After meeting with the engaged couple, Kowalewski files all the information about the wedding into a binder. Into the binder goes information about the colors of the wedding; correspondence from the bride and contracts from the vendors she is working with, such as photographers and floral designers.
Then she sends a copy of the schedule of the events to every vendor that has been engaged in the wedding. “It’s a timeline of everything so that everyone knows when and where they are supposed to be,” Kowalewski said. “It creates a smooth flow.” She also devises a letter of agreement, which outlines what the couple expects of her, and at the same time, what she expects of them.

Kowalewski then visits the venue the couple has chosen for the site of their reception. “I look at things such as the color of the carpeting and the shape of the tables,” she explained. “I’ll design a plan — I’ll do five or six table settings with my linen samples – the final decision is theirs. The possibilities are endless. I try to make the wedding a reflection of the bride and groom’s taste. Then I give them a list of vendors so they can interview them. If the bride is from out of town, which a majority of my clients are, I set up the appointments for them.” Kowalewski also helps the bridal couple order their wedding invitations. She offers invitations for purchase at wholesale pricing as a service to the couple.
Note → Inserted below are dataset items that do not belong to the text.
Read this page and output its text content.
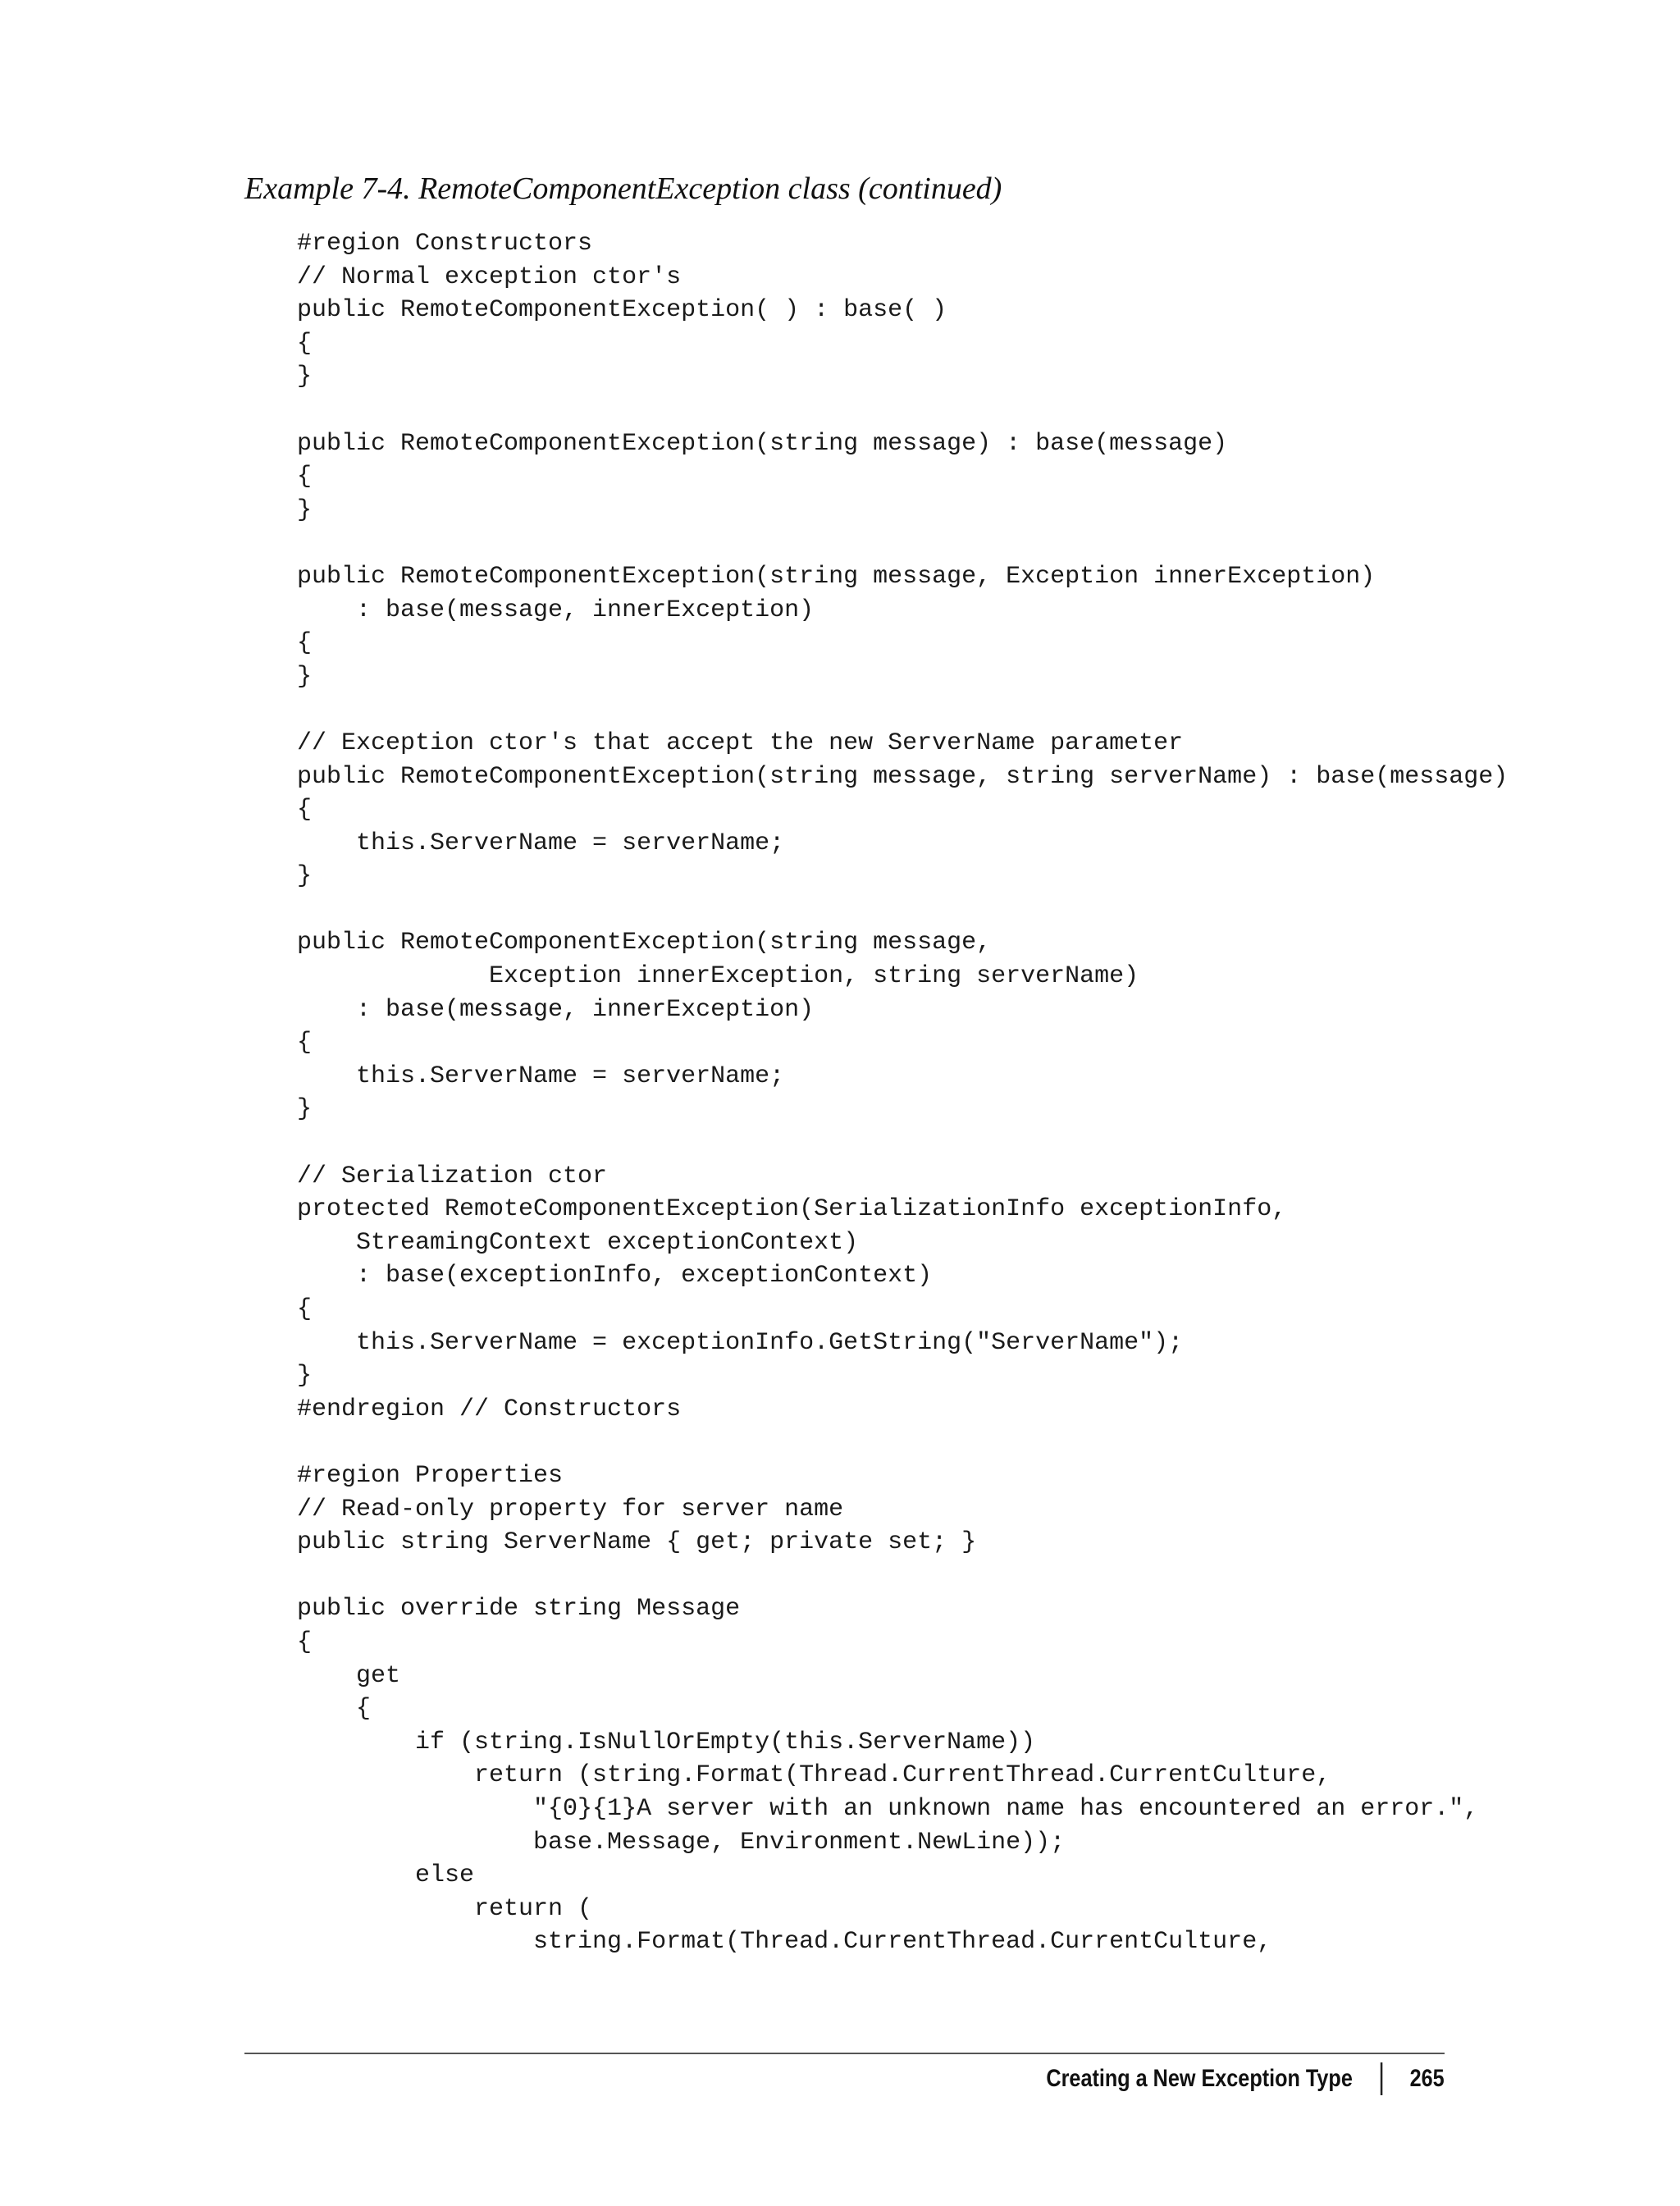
Example 7-4. RemoteComponentException class (continued)
#region Constructors
// Normal exception ctor's
public RemoteComponentException( ) : base( )
{
}
public RemoteComponentException(string message) : base(message)
{
}
public RemoteComponentException(string message, Exception innerException)
: base(message, innerException)
{
}
// Exception ctor's that accept the new ServerName parameter
public RemoteComponentException(string message, string serverName) : base(message)
{
this.ServerName = serverName;
}
public RemoteComponentException(string message,
Exception innerException, string serverName)
: base(message, innerException)
{
this.ServerName = serverName;
}
// Serialization ctor
protected RemoteComponentException(SerializationInfo exceptionInfo,
StreamingContext exceptionContext)
: base(exceptionInfo, exceptionContext)
{
this.ServerName = exceptionInfo.GetString("ServerName");
}
#endregion // Constructors
#region Properties
// Read-only property for server name
public string ServerName { get; private set; }
public override string Message
{
get
{
if (string.IsNullOrEmpty(this.ServerName))
return (string.Format(Thread.CurrentThread.CurrentCulture,
"{0}{1}A server with an unknown name has encountered an error.",
base.Message, Environment.NewLine));
else
return (
string.Format(Thread.CurrentThread.CurrentCulture,
Creating a New Exception Type 265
Another facet of her job is meeting with the floral designer to put together a proposal of the bride’s wishes. After the bride-to-be examines the proposal and makes any necessary changes, the floral designer creates a sample floral centerpiece for her approval.

She is also in contact with a representative at the reception site because she sometimes has to order specially-sized tables from them because the tables have to fit the size of linens the couple has chosen. Kowalewski and her husband usually deliver the linens for the tables to the reception site the day before the affair. Kowalewski attends the wedding rehearsal, noting the order of things, in case anyone in the bridal party forgets and needs to ask her about the procedure.

In her attempt to make the wedding day stress-free, she usually brings an assistant along with her. For extremely large affairs, she will bring four to five assistants to help with setting up the tables for the reception. Kowalewski said she carries an emergency bag with her to the wedding ceremony. The contents include stain remover, breath mints, drinking water and a sewing needle and thread.

Current trends include the use of bold colors and long tables in the décor at the reception. Also, Kowalewski said brides are choosing wedding gowns that are not as elaborate as they were in the past. Brides are also becoming more creative, designing their own wedding programs and table number signs. As Kowalewski remains behind the scenes assuring that things run smoothly, she manages to “keep her cool.” She explained how she does it. “I just keep thinking of the finished product and it keeps me going. I want to make this bride and groom very happy so it will be a day they will never forget.”